Le langage du chien
Par Blog2news, dans Animaux
Pour s'exprimer le chien dispose d'un «langage» varié. Et d'abord d'un répertoire vocal, qui comprend des aboiements de colère, des gémissements ou des grognements de joie, des pleurnichements; les intonations diffèrent selon les races.
Le langage d'un chien comprend encore des mimiques très expressives, rendues possibles par le jeu des muscles faciaux, et des mouvements d'oreilles.
Des oreilles dressées – chez les races qui peuvent le faire! – indiquent une grande attention, alors que, pointées vers l'avant, elles traduisent une alerte.
Pour effrayer un adversaire, le chien retrousse ses babines tout en émettant des grognements sourds. S'il cesse, c'est qu'il va passer à l'action.
Un conflit entre la pulsion de peur et celle d'agression crée la mimique de menace, caractérisée par un plissement du nez et du front qui relève les babines et découvre les dents.

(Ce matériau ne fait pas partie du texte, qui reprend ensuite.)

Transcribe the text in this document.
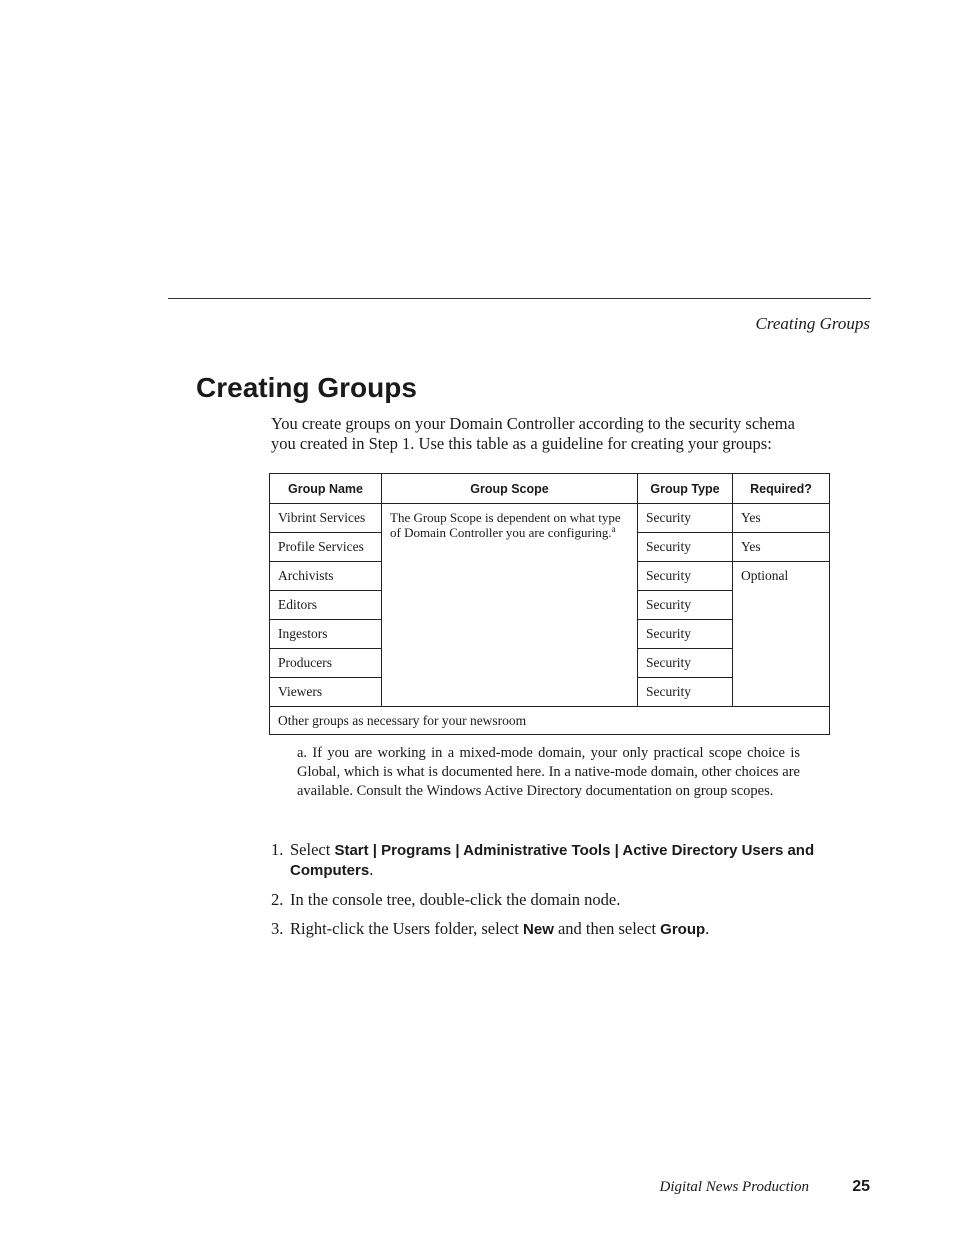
Creating Groups
Creating Groups

You create groups on your Domain Controller according to the security schema you created in Step 1. Use this table as a guideline for creating your groups:

Group Name	Group Scope	Group Type	Required?
Vibrint Services	The Group Scope is dependent on what type of Domain Controller you are configuring.$^a$	Security	Yes
Profile Services		Security	Yes
Archivists		Security	Optional
Editors		Security	
Ingestors		Security	
Producers		Security	
Viewers		Security	
Other groups as necessary for your newsroom			

a. If you are working in a mixed-mode domain, your only practical scope choice is Global, which is what is documented here. In a native-mode domain, other choices are available. Consult the Windows Active Directory documentation on group scopes.

1. Select Start | Programs | Administrative Tools | Active Directory Users and Computers.
2. In the console tree, double-click the domain node.
3. Right-click the Users folder, select New and then select Group.
Digital News Production	25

Une telle attitude est poussée à l'extrême chez le chien acculé dans un coin, ou chez celui qui défend son maître; il n'y a pas d'attitude plus forte pour signifier la colère, la suite logique étant l'attaque.
L'animal extériorise également ses sentiments avec sa queue: immobile, elle peut exprimer l'inquiétude; frétillante, la joie; ramenée entre les pattes, la crainte.
Pour se faire pardonner une bêtise, le chien rampe vers son maître, s'assied à ses côtés, lui tend la patte.
Vaincu par un congénère lors d'un combat, il s'allonge sur le dos afin d'obtenir sa «clémence»: le vainqueur la lui accordera en vertu du phénomène d'inhibition.